Lavoro autonomo occasionale e partita IVA

Per lavoro autonomo occasionale si intende una o più prestazioni d’opera o servizio, svolta con lavoro prevalentemente proprio, senza alcun vincolo di subordinazione e coordinamento con il committente (datore di lavoro) e senza la sussistenza di requisiti di professionalità e di prevalenza.

Una collaborazione può quindi definirsi occasionale, se sussistono questi requisiti:

– assenza di coordinamento con l’attività del committente, il lavoro viene svolto in completa autonomia (circa tempi e modalità della prestazione);
– assenza di inserimento nell’organizzazione aziendale;
– carattere occasionale dell’attività.

Affinchè la prestazione possa ritenersi occasionale, il reddito derivante dal totale dei committenti non deve superare i 5000 euro annui (anno solare, inteso dal 1 gennaio al 31 dicembre). Se il reddito supera i 5000 euro annui (netti) scatta l’obbligo di l’iscrizione alla Gestione Separata (art. 44, c. 2 del D.L. 269/03, convertito in L. 326/03). Sottolineiamo che il limite di 5000 euro netti é da intendersi per la totalità dei committenti: quindi é possibile percepire 4000 euro da un committente, 600 euro da un altro e 400 euro da un terzo. Non é possibile invece, rientrare nelle prestazioni occasionali se il compenso ricevuto da parte di un committente é pari a 4000, da un altro ancora pari a 3000 e da un terzo a 2000, per esempio.

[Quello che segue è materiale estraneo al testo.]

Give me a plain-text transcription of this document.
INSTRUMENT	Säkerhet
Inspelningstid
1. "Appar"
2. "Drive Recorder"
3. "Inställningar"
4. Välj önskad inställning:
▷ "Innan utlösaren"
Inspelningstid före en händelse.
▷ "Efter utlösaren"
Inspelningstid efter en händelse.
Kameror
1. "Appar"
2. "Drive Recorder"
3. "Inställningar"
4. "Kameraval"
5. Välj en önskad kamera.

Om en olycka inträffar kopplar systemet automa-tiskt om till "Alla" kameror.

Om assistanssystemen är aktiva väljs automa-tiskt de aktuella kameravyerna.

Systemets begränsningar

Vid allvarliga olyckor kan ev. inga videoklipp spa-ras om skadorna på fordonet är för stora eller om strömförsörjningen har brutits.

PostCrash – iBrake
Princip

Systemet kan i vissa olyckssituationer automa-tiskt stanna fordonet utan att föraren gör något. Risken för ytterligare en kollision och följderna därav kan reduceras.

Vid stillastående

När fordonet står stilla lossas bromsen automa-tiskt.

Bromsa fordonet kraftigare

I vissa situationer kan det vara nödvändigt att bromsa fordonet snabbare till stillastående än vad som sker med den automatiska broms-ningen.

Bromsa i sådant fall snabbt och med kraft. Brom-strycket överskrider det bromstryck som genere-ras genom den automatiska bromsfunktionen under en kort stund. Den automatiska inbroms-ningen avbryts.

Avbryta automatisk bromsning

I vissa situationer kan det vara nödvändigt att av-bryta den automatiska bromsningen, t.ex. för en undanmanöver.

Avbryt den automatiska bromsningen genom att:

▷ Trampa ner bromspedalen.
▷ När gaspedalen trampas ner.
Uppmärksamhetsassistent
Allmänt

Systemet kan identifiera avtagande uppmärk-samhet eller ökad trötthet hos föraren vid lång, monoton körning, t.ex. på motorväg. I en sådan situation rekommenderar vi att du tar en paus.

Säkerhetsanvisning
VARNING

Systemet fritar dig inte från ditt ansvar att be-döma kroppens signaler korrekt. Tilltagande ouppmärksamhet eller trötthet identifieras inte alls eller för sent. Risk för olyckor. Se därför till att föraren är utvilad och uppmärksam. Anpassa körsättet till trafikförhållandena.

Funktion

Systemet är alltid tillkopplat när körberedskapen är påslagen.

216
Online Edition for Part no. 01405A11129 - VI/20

Lavoro autonomo occasionale, Gestione Separata e partita IVA

Superato quindi il limite dei 5000 euro, é obbligatorio iscriversi alla Gestione Separata INPS e stipulare un apposito contratto con il committente (dipendente, a progetto o di altra tipologia). In alternativa, il lavoratore può decidere di aprire partita IVA e lavorare quindi come libero professionista o come impresa.